Appointed in July, the five-man association has announced the indefinite postponement of the league’s most eagerly-anticipated fixture - the Cairo derby between Al Ahly and arch-rivals Zamalek that was to take place last weekend - on the advice of security officials.

Al Ahly responded by refusing to play any Egyptian Premier League matches until after the derby is played, including one against Al Gouna slated for Wednesday.

The EFA is standing its ground and on Sunday named the match officials to take charge of the Al Gouna-Al Ahly tie on the Red Sea coast. If Al Ahly fail to fulfill the fixture, the 41-time national champions stand to be docked six points and fined 200,000 Egyptian pounds (Dh45,347).

Zamalek are currently second in the table with 10 points from four matches. Al Ahly are third with nine points from three games. The two Cairo teams are Egypt’s most storied and decorated clubs.

Security concerns have cast a dark shadow over Egyptian football since the death in 2012 of more than 70 fans in a post-match riot in the Mediterranean city of Port Said, one of the world’s deadliest football tragedies. Most of the victims were Al Ahly fans. Three years later, about two dozen fans died in a stampede outside a military-owned stadium in a Cairo suburb after police fired tear gas on fans waiting in line to see the match.

Egypt's police and security forces have always had a say in how football in the country is run, but the 2012 and 2015 tragedies have given them veto power over venues, the number of spectators allowed into stadiums as well the fate of fixtures designated as a security risk. That, in turn, meant that proceeding with a reliable schedule for fixtures was virtually impossible.
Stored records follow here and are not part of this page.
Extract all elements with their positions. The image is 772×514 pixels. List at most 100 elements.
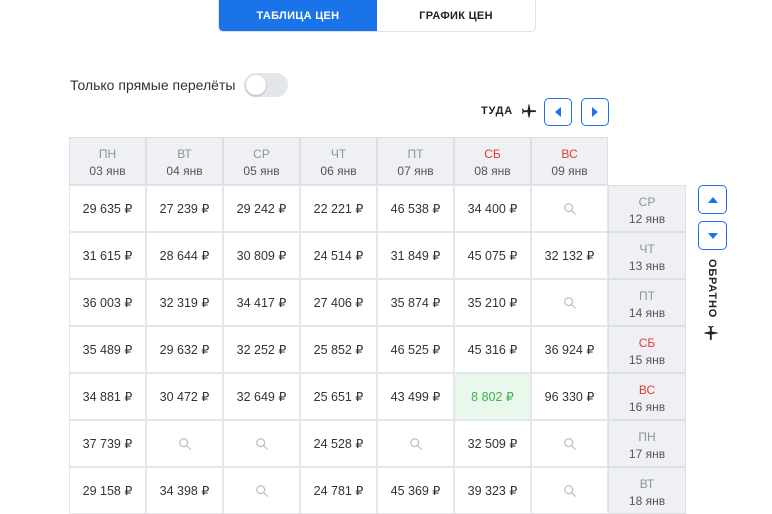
price-cell[interactable]: 34 881 ₽: [69, 373, 146, 420]
price-cell[interactable]: 46 525 ₽: [377, 326, 454, 373]
price-value: 36 003 ₽: [82, 296, 133, 310]
price-cell[interactable]: 46 538 ₽: [377, 185, 454, 232]
price-cell[interactable]: 32 252 ₽: [223, 326, 300, 373]
price-value: 45 369 ₽: [390, 484, 441, 498]
price-value: 28 644 ₽: [159, 249, 210, 263]
price-cell[interactable]: 43 499 ₽: [377, 373, 454, 420]
price-cell[interactable]: 35 489 ₽: [69, 326, 146, 373]
column-weekday: ПТ: [407, 147, 424, 161]
price-value: 29 158 ₽: [82, 484, 133, 498]
price-value: 25 651 ₽: [313, 390, 364, 404]
price-cell[interactable]: 37 739 ₽: [69, 420, 146, 467]
search-price-cell[interactable]: [531, 279, 608, 326]
price-cell[interactable]: 24 781 ₽: [300, 467, 377, 514]
row-header-5: ПН 17 янв: [608, 420, 686, 467]
price-cell[interactable]: 28 644 ₽: [146, 232, 223, 279]
price-value: 45 075 ₽: [467, 249, 518, 263]
price-value: 8 802 ₽: [471, 390, 514, 404]
price-cell[interactable]: 36 003 ₽: [69, 279, 146, 326]
search-price-cell[interactable]: [223, 467, 300, 514]
price-value: 35 210 ₽: [467, 296, 518, 310]
price-value: 32 252 ₽: [236, 343, 287, 357]
column-weekday: СР: [253, 147, 270, 161]
price-cell[interactable]: 96 330 ₽: [531, 373, 608, 420]
search-price-cell[interactable]: [531, 420, 608, 467]
column-date: 03 янв: [89, 164, 126, 178]
price-cell[interactable]: 24 514 ₽: [300, 232, 377, 279]
column-weekday: ВС: [561, 147, 578, 161]
chevron-left-icon: [555, 107, 561, 117]
row-weekday: ЧТ: [639, 242, 655, 256]
price-value: 25 852 ₽: [313, 343, 364, 357]
row-date: 15 янв: [628, 353, 666, 367]
search-price-cell[interactable]: [223, 420, 300, 467]
price-cell[interactable]: 27 239 ₽: [146, 185, 223, 232]
price-cell[interactable]: 36 924 ₽: [531, 326, 608, 373]
price-cell[interactable]: 8 802 ₽: [454, 373, 531, 420]
price-cell[interactable]: 30 472 ₽: [146, 373, 223, 420]
search-icon: [178, 437, 191, 450]
price-cell[interactable]: 35 210 ₽: [454, 279, 531, 326]
search-price-cell[interactable]: [377, 420, 454, 467]
chevron-right-icon: [592, 107, 598, 117]
price-cell[interactable]: 45 316 ₽: [454, 326, 531, 373]
return-next-button[interactable]: [698, 221, 727, 250]
outbound-prev-button[interactable]: [544, 98, 572, 126]
price-value: 36 924 ₽: [544, 343, 595, 357]
price-cell[interactable]: 29 242 ₽: [223, 185, 300, 232]
price-value: 35 489 ₽: [82, 343, 133, 357]
price-value: 35 874 ₽: [390, 296, 441, 310]
price-cell[interactable]: 34 417 ₽: [223, 279, 300, 326]
price-cell[interactable]: 31 849 ₽: [377, 232, 454, 279]
price-value: 34 400 ₽: [467, 202, 518, 216]
search-price-cell[interactable]: [531, 185, 608, 232]
row-date: 12 янв: [628, 212, 666, 226]
price-value: 46 538 ₽: [390, 202, 441, 216]
price-cell[interactable]: 25 852 ₽: [300, 326, 377, 373]
price-cell[interactable]: 45 075 ₽: [454, 232, 531, 279]
price-cell[interactable]: 24 528 ₽: [300, 420, 377, 467]
price-cell[interactable]: 45 369 ₽: [377, 467, 454, 514]
row-weekday: ВС: [638, 383, 656, 397]
price-cell[interactable]: 27 406 ₽: [300, 279, 377, 326]
price-value: 34 398 ₽: [159, 484, 210, 498]
price-cell[interactable]: 34 398 ₽: [146, 467, 223, 514]
tab-price-chart[interactable]: ГРАФИК ЦЕН: [377, 0, 535, 31]
price-cell[interactable]: 34 400 ₽: [454, 185, 531, 232]
direct-flights-toggle[interactable]: [244, 73, 289, 97]
outbound-label: ТУДА: [481, 105, 513, 117]
search-price-cell[interactable]: [146, 420, 223, 467]
row-date: 18 янв: [628, 494, 666, 508]
column-date: 08 янв: [474, 164, 511, 178]
search-price-cell[interactable]: [531, 467, 608, 514]
outbound-next-button[interactable]: [581, 98, 609, 126]
direct-flights-filter: Только прямые перелёты: [70, 73, 289, 97]
search-icon: [409, 437, 422, 450]
view-tabs: ТАБЛИЦА ЦЕН ГРАФИК ЦЕН: [218, 0, 536, 32]
search-icon: [255, 437, 268, 450]
column-header-4: ПТ 07 янв: [377, 137, 454, 185]
column-date: 06 янв: [320, 164, 357, 178]
price-cell[interactable]: 29 632 ₽: [146, 326, 223, 373]
price-cell[interactable]: 22 221 ₽: [300, 185, 377, 232]
price-cell[interactable]: 29 158 ₽: [69, 467, 146, 514]
price-cell[interactable]: 35 874 ₽: [377, 279, 454, 326]
price-cell[interactable]: 32 132 ₽: [531, 232, 608, 279]
price-value: 32 509 ₽: [467, 437, 518, 451]
price-value: 29 635 ₽: [82, 202, 133, 216]
price-cell[interactable]: 31 615 ₽: [69, 232, 146, 279]
chevron-down-icon: [707, 232, 718, 239]
price-cell[interactable]: 32 509 ₽: [454, 420, 531, 467]
price-cell[interactable]: 32 319 ₽: [146, 279, 223, 326]
price-cell[interactable]: 30 809 ₽: [223, 232, 300, 279]
price-value: 43 499 ₽: [390, 390, 441, 404]
price-cell[interactable]: 39 323 ₽: [454, 467, 531, 514]
tab-price-table[interactable]: ТАБЛИЦА ЦЕН: [219, 0, 377, 31]
price-value: 24 528 ₽: [313, 437, 364, 451]
row-header-1: ЧТ 13 янв: [608, 232, 686, 279]
price-cell[interactable]: 32 649 ₽: [223, 373, 300, 420]
price-cell[interactable]: 29 635 ₽: [69, 185, 146, 232]
return-prev-button[interactable]: [698, 185, 727, 214]
row-weekday: ПТ: [639, 289, 655, 303]
price-cell[interactable]: 25 651 ₽: [300, 373, 377, 420]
Moreover, suspected bias by association officials in favor of one club or another has produced countless disputes.

"The security folks normally have intelligence that forces them to order the postponement of matches or changes in venue," said football writer Mahmoud Al Makhbazy of Cairo daily Al Akhbar. "But they never give details."
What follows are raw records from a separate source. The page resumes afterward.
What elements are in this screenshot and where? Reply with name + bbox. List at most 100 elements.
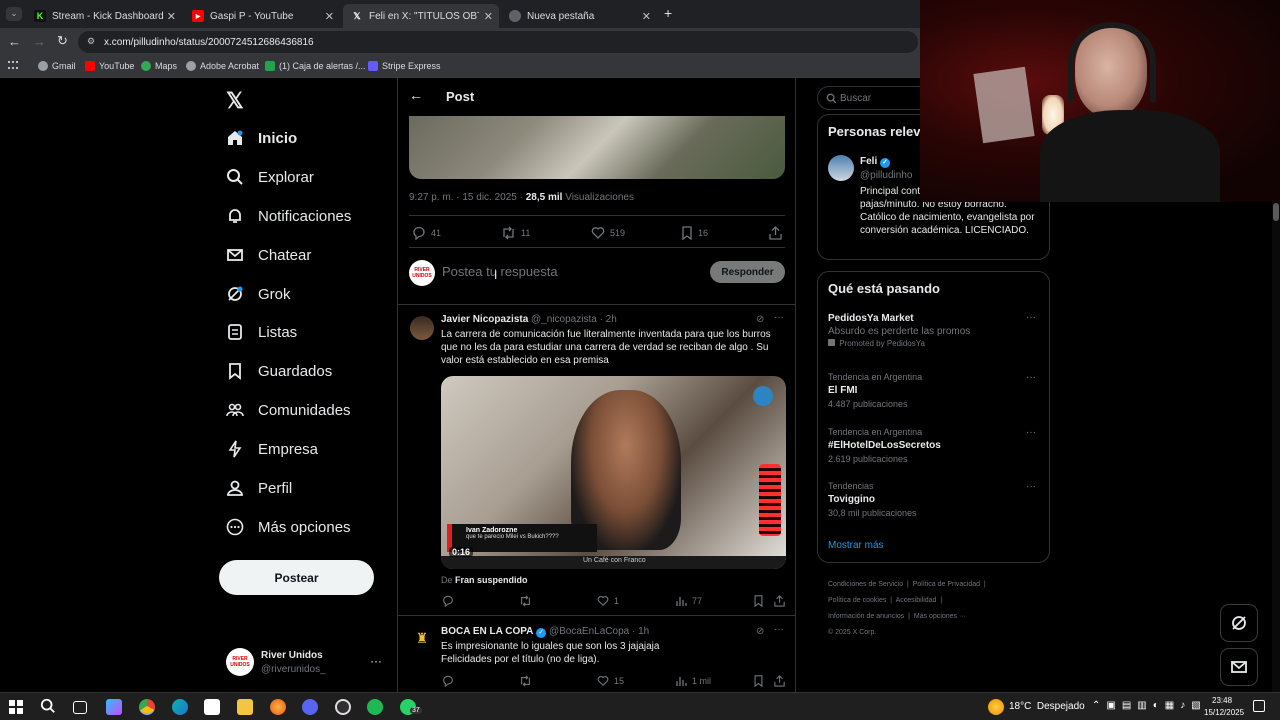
file-explorer-icon[interactable] bbox=[237, 699, 253, 715]
reply-author-handle[interactable]: @BocaEnLaCopa · 1h bbox=[549, 626, 649, 637]
views-action[interactable]: 1 mil bbox=[675, 675, 711, 687]
bookmark-stripe[interactable]: Stripe Express bbox=[368, 61, 441, 71]
footer-link[interactable]: Accesibilidad bbox=[896, 597, 937, 604]
x-logo-icon[interactable]: 𝕏 bbox=[226, 88, 244, 114]
tab-youtube[interactable]: ▶ Gaspi P - YouTube ✕ bbox=[184, 4, 340, 28]
more-dots-icon[interactable]: ··· bbox=[1026, 372, 1036, 383]
task-view-icon[interactable] bbox=[73, 701, 87, 714]
more-dots-icon[interactable]: ··· bbox=[370, 654, 382, 668]
footer-link[interactable]: Información de anuncios bbox=[828, 613, 904, 620]
reply-author-name[interactable]: BOCA EN LA COPA bbox=[441, 626, 533, 637]
notifications-icon[interactable] bbox=[1253, 700, 1265, 712]
new-tab-button[interactable]: + bbox=[664, 5, 672, 21]
nav-business[interactable]: Empresa bbox=[226, 440, 318, 458]
reply-avatar[interactable] bbox=[410, 316, 434, 340]
show-more-link[interactable]: Mostrar más bbox=[828, 540, 884, 551]
nav-grok[interactable]: Grok bbox=[226, 285, 291, 303]
like-action[interactable]: 519 bbox=[591, 226, 625, 240]
bookmark-gmail[interactable]: Gmail bbox=[38, 61, 76, 71]
person-name-row[interactable]: Feli ✓ bbox=[860, 156, 891, 168]
close-tab-icon[interactable]: ✕ bbox=[325, 10, 334, 23]
reply-button[interactable]: Responder bbox=[710, 261, 785, 283]
bookmark-action[interactable] bbox=[753, 675, 769, 687]
more-dots-icon[interactable]: ··· bbox=[1026, 312, 1036, 323]
reply-action[interactable]: 41 bbox=[412, 226, 441, 240]
trend-item[interactable]: PedidosYa Market Absurdo es perderte las… bbox=[828, 313, 1038, 348]
person-handle[interactable]: @pilludinho bbox=[860, 170, 912, 181]
trend-item[interactable]: Tendencia en Argentina #ElHotelDeLosSecr… bbox=[828, 427, 1028, 464]
post-image[interactable] bbox=[409, 116, 785, 179]
tab-new[interactable]: Nueva pestaña ✕ bbox=[501, 4, 657, 28]
share-action[interactable] bbox=[769, 226, 787, 240]
nav-home[interactable]: Inicio bbox=[226, 129, 297, 147]
site-info-icon[interactable]: ⚙ bbox=[87, 36, 95, 47]
trend-item[interactable]: Tendencia en Argentina El FMI 4.487 publ… bbox=[828, 372, 1028, 409]
bookmark-maps[interactable]: Maps bbox=[141, 61, 177, 71]
nav-explore[interactable]: Explorar bbox=[226, 168, 314, 186]
reply-action[interactable] bbox=[442, 675, 459, 687]
scrollbar-thumb[interactable] bbox=[1273, 203, 1279, 221]
edge-icon[interactable] bbox=[172, 699, 188, 715]
firefox-icon[interactable] bbox=[270, 699, 286, 715]
weather-text[interactable]: 18°C Despejado bbox=[1009, 701, 1085, 712]
grok-icon[interactable]: ⊘ bbox=[756, 626, 764, 637]
avatar[interactable] bbox=[828, 155, 854, 181]
more-dots-icon[interactable]: ··· bbox=[774, 312, 784, 323]
spotify-icon[interactable] bbox=[367, 699, 383, 715]
footer-link[interactable]: Política de cookies bbox=[828, 597, 886, 604]
bookmark-youtube[interactable]: YouTube bbox=[85, 61, 134, 71]
close-tab-icon[interactable]: ✕ bbox=[642, 10, 651, 23]
more-dots-icon[interactable]: ··· bbox=[1026, 481, 1036, 492]
nav-chat[interactable]: Chatear bbox=[226, 246, 311, 264]
like-action[interactable]: 15 bbox=[597, 675, 624, 687]
bookmark-adobe[interactable]: Adobe Acrobat bbox=[186, 61, 259, 71]
more-dots-icon[interactable]: ··· bbox=[1026, 427, 1036, 438]
discord-icon[interactable] bbox=[302, 699, 318, 715]
footer-link[interactable]: Condiciones de Servicio bbox=[828, 581, 903, 588]
clock-date[interactable]: 15/12/2025 bbox=[1204, 708, 1244, 717]
copilot-icon[interactable] bbox=[106, 699, 122, 715]
video-source[interactable]: De Fran suspendido bbox=[441, 575, 528, 585]
nav-more-options[interactable]: Más opciones bbox=[226, 518, 351, 536]
nav-communities[interactable]: Comunidades bbox=[226, 401, 351, 419]
repost-action[interactable] bbox=[519, 675, 537, 687]
nav-notifications[interactable]: Notificaciones bbox=[226, 207, 351, 225]
reply-action[interactable] bbox=[442, 595, 459, 607]
like-action[interactable]: 1 bbox=[597, 595, 619, 607]
reply-video[interactable]: Ivan Zadorozne que te parecio Milei vs B… bbox=[441, 376, 786, 569]
close-tab-icon[interactable]: ✕ bbox=[484, 10, 493, 23]
views-action[interactable]: 77 bbox=[675, 595, 702, 607]
weather-icon[interactable] bbox=[988, 699, 1004, 715]
back-arrow-icon[interactable]: ← bbox=[409, 87, 423, 103]
account-switcher[interactable]: RIVER UNIDOS River Unidos @riverunidos_ … bbox=[226, 648, 386, 680]
share-action[interactable] bbox=[774, 675, 790, 687]
system-tray-icons[interactable]: ⌃▣▤▥◐▦♪▧ bbox=[1092, 700, 1207, 711]
more-dots-icon[interactable]: ··· bbox=[774, 624, 784, 635]
clock-time[interactable]: 23:48 bbox=[1212, 696, 1232, 705]
trend-item[interactable]: Tendencias Toviggino 30,8 mil publicacio… bbox=[828, 481, 1028, 518]
reply-input[interactable]: Postea tu respuesta bbox=[442, 264, 682, 279]
forward-icon[interactable]: → bbox=[33, 34, 46, 49]
reply-author-name[interactable]: Javier Nicopazista bbox=[441, 314, 528, 325]
grok-icon[interactable]: ⊘ bbox=[756, 314, 764, 325]
nav-profile[interactable]: Perfil bbox=[226, 479, 292, 497]
bookmark-alerts[interactable]: (1) Caja de alertas /... bbox=[265, 61, 366, 71]
reply-author-handle[interactable]: @_nicopazista · 2h bbox=[531, 314, 617, 325]
nav-lists[interactable]: Listas bbox=[226, 323, 297, 341]
back-icon[interactable]: ← bbox=[8, 34, 21, 49]
footer-link[interactable]: Política de Privacidad bbox=[913, 581, 980, 588]
repost-action[interactable] bbox=[519, 595, 537, 607]
search-icon[interactable] bbox=[40, 698, 56, 719]
obs-icon[interactable] bbox=[335, 699, 351, 715]
grok-float-button[interactable] bbox=[1220, 604, 1258, 642]
apps-icon[interactable] bbox=[8, 61, 18, 71]
share-action[interactable] bbox=[774, 595, 790, 607]
store-icon[interactable] bbox=[204, 699, 220, 715]
messages-float-button[interactable] bbox=[1220, 648, 1258, 686]
tab-search-button[interactable]: ⌄ bbox=[6, 7, 22, 21]
bookmark-action[interactable]: 16 bbox=[681, 226, 708, 240]
reply-avatar[interactable]: ♜ bbox=[410, 626, 434, 650]
repost-action[interactable]: 11 bbox=[501, 226, 530, 240]
url-bar[interactable]: ⚙ x.com/pilludinho/status/20007245126864… bbox=[78, 31, 918, 53]
chrome-icon[interactable] bbox=[139, 699, 155, 715]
Over the past three weeks, two marathons, one that was to be held at a Red Sea resort and another in Alexandria on the Mediterranean coast, have been cancelled at short notice, prompting speculation that the reasons were security-related.

Security has been heightened in Cairo and elsewhere in the country since small and quickly dispersed anti-government protests took place in the capital and four other provinces on September 20. The protests unleashed the biggest security crackdown in years, with the country’s chief prosecutor saying around 1,000 people were detained in connection with the protests.

Hundreds have been released since, but one rights group - the Egyptian Commission for Rights and Freedoms - has put the original number of arrests at more than 3,000, a figure that could not be verified by The National.

Street protests have been rare since a law banning them was adopted in 2013. Offenders face up to five years in prison.

On Monday, Al Ahly chairman Mahmoud Al Khateib, a star striker in the 1970s and 1980s, was meeting at his Cairo home with youth and sports minister Ashraf Sobhy to discuss the latest dispute. There was no immediate word on any agreements or concessions, but some analysts believe that Al Ahly could be persuaded to play Al Gouna on Wednesday as scheduled and Zamalek on October 28.

However, Zamalek’s maverick chairman Mortada Mansour has made it clear in a series of interviews that he would not accept any rearranged date against Al Ahly because it falls four days after the CAF Champions League round-of-32 second leg against Senegal’s Generation Foot.

Disputes between Al Ahly and Zamalek over the league’s schedule marred the last season, with EFA board members blamed for messing up the top-flight competition. Those officials were forced to step down after Egypt crashed out of the Africa Cup of Nations to South Africa at the last-16 stage.